= Thyroidologist =

A thyroidologist is a medical practitioner specializing in the thyroid and related areas.

In the United States it refers to a board certified endocrinologist physician, who is either a full time academic with multiple responsibilities beside thyroid patient care, or a clinical thyroidologist. A clinical thyroidologist is a board certified endocrinologist, who cares for a majority of thyroid patients, with few patients experiencing other endocrine conditions. In many European countries, not only endocrinologists, but also nuclear medicine specialists work as clinical thyroidologists focusing on diagnosis and treatment of thyroid disease.

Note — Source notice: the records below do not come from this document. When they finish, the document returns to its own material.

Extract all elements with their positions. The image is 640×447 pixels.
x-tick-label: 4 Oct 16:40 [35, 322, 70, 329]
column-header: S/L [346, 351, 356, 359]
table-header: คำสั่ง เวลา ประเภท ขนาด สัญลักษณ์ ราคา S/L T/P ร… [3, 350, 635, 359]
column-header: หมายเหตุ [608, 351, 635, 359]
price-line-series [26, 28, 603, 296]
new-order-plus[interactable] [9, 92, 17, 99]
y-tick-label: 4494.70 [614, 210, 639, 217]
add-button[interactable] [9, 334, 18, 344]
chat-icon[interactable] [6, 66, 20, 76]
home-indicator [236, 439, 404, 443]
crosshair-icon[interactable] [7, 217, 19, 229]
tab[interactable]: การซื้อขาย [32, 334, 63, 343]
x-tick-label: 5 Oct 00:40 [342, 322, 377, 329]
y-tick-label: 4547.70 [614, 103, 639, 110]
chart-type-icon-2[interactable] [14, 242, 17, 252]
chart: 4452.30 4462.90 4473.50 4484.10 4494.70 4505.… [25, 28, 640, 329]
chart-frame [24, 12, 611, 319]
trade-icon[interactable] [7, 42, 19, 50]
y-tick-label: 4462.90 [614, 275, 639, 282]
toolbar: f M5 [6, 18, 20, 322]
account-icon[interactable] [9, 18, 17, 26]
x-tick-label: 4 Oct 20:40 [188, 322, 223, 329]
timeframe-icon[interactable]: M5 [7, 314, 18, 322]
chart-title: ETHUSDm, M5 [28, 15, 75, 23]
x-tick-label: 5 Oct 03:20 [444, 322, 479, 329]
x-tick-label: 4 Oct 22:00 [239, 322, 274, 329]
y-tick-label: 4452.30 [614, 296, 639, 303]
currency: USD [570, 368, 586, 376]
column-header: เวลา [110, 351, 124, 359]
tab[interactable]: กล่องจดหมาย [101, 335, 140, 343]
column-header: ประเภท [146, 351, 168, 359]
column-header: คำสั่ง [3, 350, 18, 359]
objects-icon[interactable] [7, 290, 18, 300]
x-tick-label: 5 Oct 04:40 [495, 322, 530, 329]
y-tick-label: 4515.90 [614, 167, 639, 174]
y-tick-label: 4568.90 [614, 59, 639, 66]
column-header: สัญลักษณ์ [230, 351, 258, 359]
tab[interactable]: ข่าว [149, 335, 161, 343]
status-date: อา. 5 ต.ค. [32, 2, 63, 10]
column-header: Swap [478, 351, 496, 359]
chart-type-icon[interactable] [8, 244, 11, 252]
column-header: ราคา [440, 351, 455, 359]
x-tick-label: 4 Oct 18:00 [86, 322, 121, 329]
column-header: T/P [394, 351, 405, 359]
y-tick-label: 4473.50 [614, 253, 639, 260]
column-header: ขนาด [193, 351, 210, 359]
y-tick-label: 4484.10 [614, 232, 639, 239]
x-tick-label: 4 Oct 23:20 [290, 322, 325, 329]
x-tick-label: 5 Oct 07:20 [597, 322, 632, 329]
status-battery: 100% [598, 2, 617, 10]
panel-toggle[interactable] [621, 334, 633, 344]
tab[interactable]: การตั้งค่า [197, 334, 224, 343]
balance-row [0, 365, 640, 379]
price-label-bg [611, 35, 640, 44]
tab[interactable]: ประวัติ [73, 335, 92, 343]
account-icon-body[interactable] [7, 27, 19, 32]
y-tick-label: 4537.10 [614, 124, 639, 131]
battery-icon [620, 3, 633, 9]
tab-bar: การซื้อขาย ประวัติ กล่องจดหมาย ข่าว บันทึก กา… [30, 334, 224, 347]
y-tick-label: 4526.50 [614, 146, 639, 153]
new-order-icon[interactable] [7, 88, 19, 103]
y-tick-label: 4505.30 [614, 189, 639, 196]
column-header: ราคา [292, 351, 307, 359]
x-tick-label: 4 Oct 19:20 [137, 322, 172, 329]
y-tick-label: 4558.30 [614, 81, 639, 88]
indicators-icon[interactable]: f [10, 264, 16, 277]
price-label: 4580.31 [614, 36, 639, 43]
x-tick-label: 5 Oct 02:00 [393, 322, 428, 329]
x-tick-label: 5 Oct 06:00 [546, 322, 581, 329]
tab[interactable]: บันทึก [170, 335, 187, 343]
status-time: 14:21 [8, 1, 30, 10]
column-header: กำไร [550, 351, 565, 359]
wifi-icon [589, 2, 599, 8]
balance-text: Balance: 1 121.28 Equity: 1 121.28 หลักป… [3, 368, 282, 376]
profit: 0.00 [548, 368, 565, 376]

The American Association of Clinical Endocrinologists (AACE) developed the Endocrine Certification in Neck Ultrasound (ECNU) program. ECNU is a professional certification in the field of neck ultrasonography for Endocrinologists, Thyroidologists, and Thyroidology practices. Those certified in the field perform consultations and diagnostic evaluations for thyroid and parathyroid disorders through both diagnostic ultrasound and ultrasound-guided fine needle aspiration (UGFNA). These clinical thyroidologists also take on the role of interventional thyroid radiologists, and specialize in non-surgical procedures such as ablation therapy for thyroid and parathyroid cysts and recurrent neck thyroid cancer lymph nodes.

Physicians and medical practitioners who hold the ECNU professional certification are highly specialized thyroidologists in the field of neck ultrasonography. They perform consultations and diagnostic evaluations for thyroid and parathyroid disorders through both diagnostic ultrasound and ultrasound-guided fine needle aspiration (UGFNA).